09:01So again, I'll make the distinction between cryptocurrencies and other digital assets.
09:05As a bank, and most banks, we can't hold cryptocurrencies.
09:11We're technically allowed to, but the capital charge is so penal that as a practical matter, we can't.
09:15So while we have a cryptocurrency trading license, we're the only G-CIT bank that has a cryptocurrency trading license, and we are making markets in cryptocurrencies, we can't have an overnight position without it being very dilutive to our returns.
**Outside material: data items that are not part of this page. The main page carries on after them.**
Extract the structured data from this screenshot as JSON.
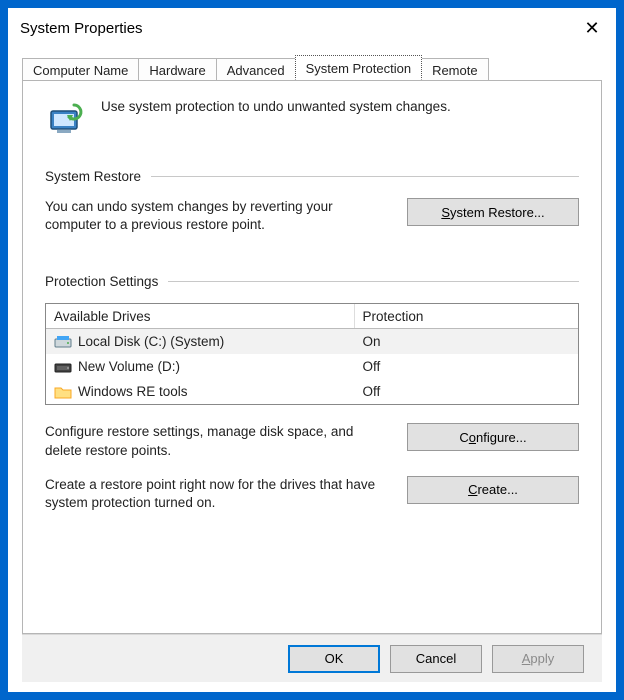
{
  "window": {
    "title": "System Properties"
  },
  "tabs": {
    "computer_name": "Computer Name",
    "hardware": "Hardware",
    "advanced": "Advanced",
    "system_protection": "System Protection",
    "remote": "Remote"
  },
  "intro": {
    "text": "Use system protection to undo unwanted system changes."
  },
  "restore": {
    "group_label": "System Restore",
    "text": "You can undo system changes by reverting your computer to a previous restore point.",
    "button_prefix": "S",
    "button_rest": "ystem Restore..."
  },
  "protection": {
    "group_label": "Protection Settings",
    "col_drives": "Available Drives",
    "col_protection": "Protection",
    "rows": [
      {
        "name": "Local Disk (C:) (System)",
        "status": "On"
      },
      {
        "name": "New Volume (D:)",
        "status": "Off"
      },
      {
        "name": "Windows RE tools",
        "status": "Off"
      }
    ],
    "configure_text": "Configure restore settings, manage disk space, and delete restore points.",
    "configure_btn_prefix": "C",
    "configure_btn_underline": "o",
    "configure_btn_rest": "nfigure...",
    "create_text": "Create a restore point right now for the drives that have system protection turned on.",
    "create_btn_underline": "C",
    "create_btn_rest": "reate..."
  },
  "footer": {
    "ok": "OK",
    "cancel": "Cancel",
    "apply_underline": "A",
    "apply_rest": "pply"
  }
}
09:28That could change over time, although there's no sign that that's going to happen immediately.
09:31But the infrastructure, we can own and operate completely.
09:35And, you know, when we get right down to it as a bank, we do the plumbing.
09:40We do the plumbing.
09:41And we built that plumbing over seven years.
09:44It's best in class.
09:45We have great partners like Circle who have come in to partner with us on that infrastructure.
09:50And other, many, many corporations, financial institutions.
09:55The custody business is truly institutional grade.
09:59And this is part of the maturation of these markets, and we are 100% there.
10:03So in this case, we're 100% there.